The Clever – quick talking, fast witted, and quick to make a little quip, these employees are intellectually agile and tongue twerpingly acrobatic with linguistics. More suited to a hazy comedy club bar, these employees offer humor when it’s needed most. Sometimes this personality combines with the sand trap employee to make a giant arrogant asshole, but otherwise they are enjoyable.
The Offended – one of my most hated worker personalities is the offended. Ever tell a relatively racy or slightly unpolitically correct joke and had someone complain or bitch their brains out about it? Meet the offended. I have witnessed many a person not be able to take a joke or sarcasm and take everything as a personal assault on their livelihood. Because of an offended, I saw one of my best friends get fired from his only job that puts food on his family table because he ambiguously implied another person was of larger size. He is still unemployed, and no, it was not a woman that got him fired, but an athletically built man.
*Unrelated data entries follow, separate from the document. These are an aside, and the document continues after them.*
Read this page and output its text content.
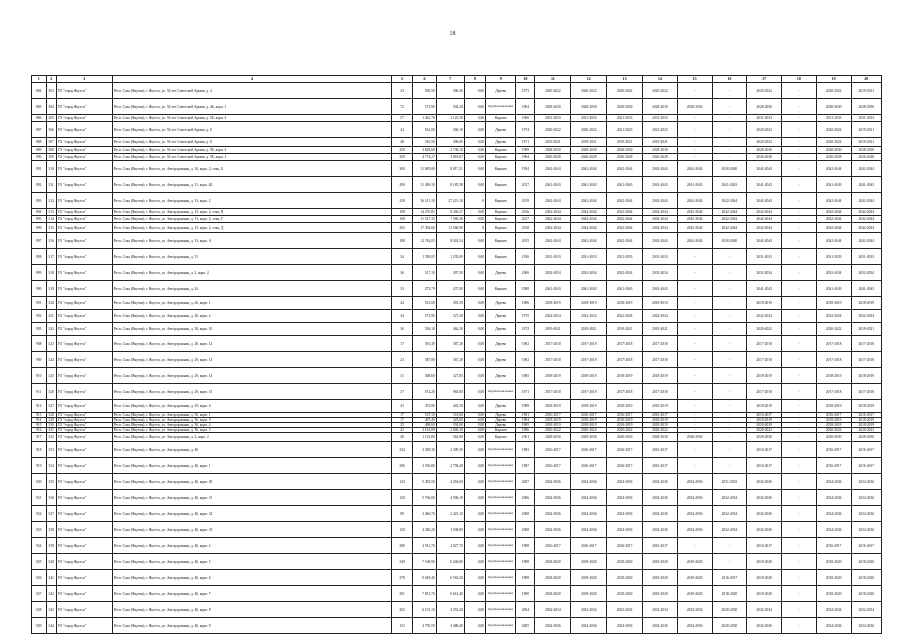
18
1	2	3	4	5	6	7	8	9	10	11	12	13	14	15	16	17	18	19	20
884	303	ГО "город Якутск"	Респ. Саха (Якутия), г. Якутск, ул. 50 лет Советской Армии, д. 4	23	569,50	496,30	0,00	Дерево	1973	2020-2022	2020-2022	2020-2022	2020-2022	-	-	2020-2022	-	2020-2022	2019-2021
885	304	ГО "город Якутск"	Респ. Саха (Якутия), г. Якутск, ул. 50 лет Советской Армии, д. 4Б, корп. 1	72	573,90	504,20	0,00	Крупнопанельные	1964	2028-2030	2028-2030	2028-2030	2028-2030	2028-2030	-	2028-2030	-	2028-2030	2028-2030
886	305	ГО "город Якутск"	Респ. Саха (Якутия), г. Якутск, ул. 50 лет Советской Армии, д. 5Б, корп. 4	57	1 461,70	1 125,30	0,00	Кирпич	1966	2031-2033	2031-2033	2031-2033	2031-2033	-	-	2031-2033	-	2031-2033	2031-2033
887	306	ГО "город Якутск"	Респ. Саха (Якутия), г. Якутск, ул. 50 лет Советской Армии, д. 6	24	561,00	560,10	0,00	Дерево	1974	2020-2022	2020-2022	2021-2023	2021-2023	-	-	2020-2022	-	2020-2022	2019-2021
888	307	ГО "город Якутск"	Респ. Саха (Якутия), г. Якутск, ул. 50 лет Советской Армии, д. 8	48	516,50	496,00	0,00	Дерево	1971	2019-2021	2019-2021	2019-2021	2019-2021	-	-	2020-2022	-	2020-2022	2019-2021
889	308	ГО "город Якутск"	Респ. Саха (Якутия), г. Якутск, ул. 50 лет Советской Армии, д. 9Б, корп. 2	250	2 828,60	2 738,10	0,00	Кирпич	1989	2028-2030	2028-2030	2028-2030	2028-2030	-	-	2028-2030	-	2028-2030	2028-2030
890	309	ГО "город Якутск"	Респ. Саха (Якутия), г. Якутск, ул. 50 лет Советской Армии, д. 9Б, корп. 3	250	4 774,27	3 818,67	0,00	Кирпич	1964	2026-2028	2026-2028	2026-2028	2026-2028	-	-	2026-2028	-	2026-2028	2026-2028
891	310	ГО "город Якутск"	Респ. Саха (Якутия), г. Якутск, ул. Автодорожная, д. 10, корп. 2, секц. Б	300	11 685,80	8 817,21	0,00	Кирпич	1994	2042-2044	2042-2044	2042-2044	2042-2044	2042-2044	2038-2040	2042-2044	-	2042-2044	2042-2044
892	311	ГО "город Якутск"	Респ. Саха (Якутия), г. Якутск, ул. Автодорожная, д. 11, корп. 4Б	290	11 490,10	8 185,38	0,00	Кирпич	2017	2041-2043	2041-2043	2041-2043	2041-2043	2041-2043	2041-2043	2041-2043	-	2041-2043	2041-2043
893	312	ГО "город Якутск"	Респ. Саха (Якутия), г. Якутск, ул. Автодорожная, д. 13, корп. 2	238	36 511,10	27 221,10	0	Кирпич	2019	2042-2044	2042-2044	2042-2044	2042-2044	2042-2044	2042-2044	2042-2044	-	2042-2044	2042-2044
894	313	ГО "город Якутск"	Респ. Саха (Якутия), г. Якутск, ул. Автодорожная, д. 13, корп. 2, секц. В	108	14 270,81	8 456,27	0,00	Кирпич	2016	2042-2044	2042-2044	2042-2044	2042-2044	2042-2044	2042-2044	2042-2044	-	2042-2044	2042-2044
895	314	ГО "город Якутск"	Респ. Саха (Якутия), г. Якутск, ул. Автодорожная, д. 13, корп. 2, секц. Г	108	11 527,35	7 569,36	0,00	Кирпич	2017	2042-2044	2042-2044	2042-2044	2042-2044	2042-2044	2042-2044	2042-2044	-	2042-2044	2042-2044
896	315	ГО "город Якутск"	Респ. Саха (Якутия), г. Якутск, ул. Автодорожная, д. 13, корп. 2, секц. Д	365	17 394,60	11 560,90	0	Кирпич	2018	2042-2044	2042-2044	2042-2044	2042-2044	2042-2044	2042-2044	2042-2044	-	2042-2044	2042-2044
897	316	ГО "город Якутск"	Респ. Саха (Якутия), г. Якутск, ул. Автодорожная, д. 13, корп. А	188	12 762,03	8 924,54	0,00	Кирпич	2015	2042-2044	2042-2044	2042-2044	2042-2044	2042-2044	2038-2040	2042-2044	-	2042-2044	2042-2044
898	317	ГО "город Якутск"	Респ. Саха (Якутия), г. Якутск, ул. Автодорожная, д. 15	34	1 358,05	1 235,09	0,00	Кирпич	1956	2031-2033	2031-2033	2031-2033	2031-2033	-	-	2031-2033	-	2031-2033	2031-2033
899	318	ГО "город Якутск"	Респ. Саха (Якутия), г. Якутск, ул. Автодорожная, д. 2, корп. 2	36	517,10	497,50	0,00	Дерево	2006	2032-2034	2032-2034	2032-2034	2032-2034	-	-	2032-2034	-	2032-2034	2032-2034
900	319	ГО "город Якутск"	Респ. Саха (Якутия), г. Якутск, ул. Автодорожная, д. 24	33	273,79	237,00	0,00	Кирпич	1988	2041-2043	2041-2043	2041-2043	2041-2043	-	-	2041-2043	-	2041-2043	2041-2043
901	320	ГО "город Якутск"	Респ. Саха (Якутия), г. Якутск, ул. Автодорожная, д. 26, корп. 1	24	531,00	493,50	0,00	Дерево	1986	2018-2019	2018-2019	2018-2019	2018-2019	-	-	2018-2019	-	2018-2019	2018-2019
902	321	ГО "город Якутск"	Респ. Саха (Якутия), г. Якутск, ул. Автодорожная, д. 26, корп. 2	34	573,90	527,20	0,00	Дерево	1975	2022-2024	2022-2024	2022-2024	2022-2024	-	-	2022-2024	-	2022-2024	2022-2024
903	322	ГО "город Якутск"	Респ. Саха (Якутия), г. Якутск, ул. Автодорожная, д. 28, корп. 10	36	536,10	462,30	0,00	Дерево	1972	2019-2021	2019-2021	2019-2021	2019-2021	-	-	2020-2022	-	2020-2022	2019-2021
908	323	ГО "город Якутск"	Респ. Саха (Якутия), г. Якутск, ул. Автодорожная, д. 28, корп. 12	17	391,49	387,20	0,00	Дерево	1982	2017-2018	2017-2018	2017-2018	2017-2018	-	-	2017-2018	-	2017-2018	2017-2018
909	324	ГО "город Якутск"	Респ. Саха (Якутия), г. Якутск, ул. Автодорожная, д. 29, корп. 13	23	387,80	367,20	0,00	Дерево	1982	2017-2018	2017-2018	2017-2018	2017-2018	-	-	2017-2018	-	2017-2018	2017-2018
910	325	ГО "город Якутск"	Респ. Саха (Якутия), г. Якутск, ул. Автодорожная, д. 29, корп. 14	31	368,60	327,83	0,00	Дерево	1985	2018-2019	2018-2019	2018-2019	2018-2019	-	-	2018-2019	-	2018-2019	2018-2019
911	326	ГО "город Якутск"	Респ. Саха (Якутия), г. Якутск, ул. Автодорожная, д. 29, корп. 15	37	672,20	963,00	0,00	Крупнопанельные	1971	2017-2018	2017-2018	2017-2018	2017-2018	-	-	2017-2018	-	2017-2018	2017-2018
912	327	ГО "город Якутск"	Респ. Саха (Якутия), г. Якутск, ул. Автодорожная, д. 29, корп. 4	41	473,80	442,50	0,00	Дерево	1989	2018-2019	2018-2019	2018-2019	2018-2019	-	-	2018-2019	-	2018-2019	2018-2019
913	328	ГО "город Якутск"	Респ. Саха (Якутия), г. Якутск, ул. Автодорожная, д. 36, корп. 1	17	167,10	116,60	0,00	Дерево	1981	2016-2017	2016-2017	2016-2017	2016-2017	-	-	2016-2017	-	2016-2017	2016-2017
914	329	ГО "город Якутск"	Респ. Саха (Якутия), г. Якутск, ул. Автодорожная, д. 36, корп. 3	17	407,40	325,60	0,00	Дерево	1984	2018-2019	2018-2019	2018-2019	2018-2019	-	-	2018-2019	-	2018-2019	2018-2019
915	330	ГО "город Якутск"	Респ. Саха (Якутия), г. Якутск, ул. Автодорожная, д. 36, корп. 4	25	408,60	334,60	0,00	Дерево	1985	2018-2019	2018-2019	2018-2019	2018-2019	-	-	2018-2019	-	2018-2019	2018-2019
916	331	ГО "город Якутск"	Респ. Саха (Якутия), г. Якутск, ул. Автодорожная, д. 36, корп. 5	41	2 161,80	2 040,30	0,00	Кирпич	1986	2020-2022	2020-2022	2020-2022	2020-2022	-	-	2020-2022	-	2020-2022	2020-2022
917	332	ГО "город Якутск"	Респ. Саха (Якутия), г. Якутск, ул. Автодорожная, д. 4, корп. 2	48	1 123,80	562,80	0,00	Кирпич	1961	2028-2030	2028-2030	2028-2030	2028-2030	2028-2030	-	2028-2030	-	2028-2030	2028-2030
918	333	ГО "город Якутск"	Респ. Саха (Якутия), г. Якутск, ул. Автодорожная, д. 40	334	3 309,30	2 309,39	0,00	Крупнопанельные	1983	2016-2017	2016-2017	2016-2017	2016-2017	-	-	2016-2017	-	2016-2017	2016-2017
919	334	ГО "город Якутск"	Респ. Саха (Якутия), г. Якутск, ул. Автодорожная, д. 40, корп. 1	296	3 556,80	2 758,40	0,00	Крупнопанельные	1987	2016-2017	2016-2017	2016-2017	2016-2017	-	-	2016-2017	-	2016-2017	2016-2017
920	335	ГО "город Якутск"	Респ. Саха (Якутия), г. Якутск, ул. Автодорожная, д. 40, корп. 30	143	5 405,50	4 454,60	0,00	Крупнопанельные	2007	2034-2036	2034-2036	2034-2036	2034-2036	2034-2036	2031-2033	2034-2036	-	2034-2036	2034-2036
921	336	ГО "город Якутск"	Респ. Саха (Якутия), г. Якутск, ул. Автодорожная, д. 40, корп. 31	120	5 766,00	4 596,10	0,00	Крупнопанельные	2006	2034-2036	2034-2036	2034-2036	2034-2036	2034-2036	2032-2034	2034-2036	-	2034-2036	2034-2036
922	337	ГО "город Якутск"	Респ. Саха (Якутия), г. Якутск, ул. Автодорожная, д. 40, корп. 32	89	3 466,70	2 423,10	0,00	Крупнопанельные	2008	2034-2036	2034-2036	2034-2036	2034-2036	2034-2036	2032-2034	2034-2036	-	2034-2036	2034-2036
923	338	ГО "город Якутск"	Респ. Саха (Якутия), г. Якутск, ул. Автодорожная, д. 40, корп. 33	120	4 380,20	3 638,80	0,00	Крупнопанельные	2008	2034-2036	2034-2036	2034-2036	2034-2036	2034-2036	2032-2034	2034-2036	-	2034-2036	2034-2036
924	339	ГО "город Якутск"	Респ. Саха (Якутия), г. Якутск, ул. Автодорожная, д. 40, корп. 2	280	2 911,70	2 827,70	0,00	Крупнопанельные	1988	2016-2017	2016-2017	2016-2017	2016-2017	-	-	2016-2017	-	2016-2017	2016-2017
925	340	ГО "город Якутск"	Респ. Саха (Якутия), г. Якутск, ул. Автодорожная, д. 40, корп. 5	249	7 106,90	6 246,80	0,00	Крупнопанельные	1988	2018-2020	2018-2020	2018-2020	2018-2020	2018-2020	-	2018-2020	-	2018-2020	2018-2020
926	341	ГО "город Якутск"	Респ. Саха (Якутия), г. Якутск, ул. Автодорожная, д. 40, корп. 6	278	8 649,40	6 565,20	0,00	Крупнопанельные	1989	2018-2020	2018-2020	2018-2020	2018-2020	2018-2020	2016-2017	2018-2020	-	2018-2020	2018-2020
927	342	ГО "город Якутск"	Респ. Саха (Якутия), г. Якутск, ул. Автодорожная, д. 40, корп. 7	291	7 851,70	6 614,40	0,00	Крупнопанельные	1990	2018-2020	2018-2020	2018-2020	2018-2020	2018-2020	2018-2020	2018-2020	-	2018-2020	2018-2020
928	343	ГО "город Якутск"	Респ. Саха (Якутия), г. Якутск, ул. Автодорожная, д. 40, корп. 8	202	6 101,10	4 353,20	0,00	Крупнопанельные	2004	2032-2034	2032-2034	2032-2034	2032-2034	2032-2034	2028-2030	2032-2034	-	2032-2034	2032-2034
929	344	ГО "город Якутск"	Респ. Саха (Якутия), г. Якутск, ул. Автодорожная, д. 40, корп. 9	153	4 795,59	4 480,40	0,00	Крупнопанельные	2005	2034-2036	2034-2036	2034-2036	2034-2036	2034-2036	2028-2030	2034-2036	-	2034-2036	2034-2036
The Angered – another employee type I hate to stumble across, the angered. Usually found in he higher up positions because power has corrupted them, the angered employees are a ticking atom bomb and you’re a giant target. It can take something as small as forgetting to do something to losin a pen to set this insane firework of rageihol off. But fear not, the angered have shorter lifespans compared to normal people and will usually keel over due to being so angry at life all the time.
The Normal Person – [no information available, doesn’t exist.]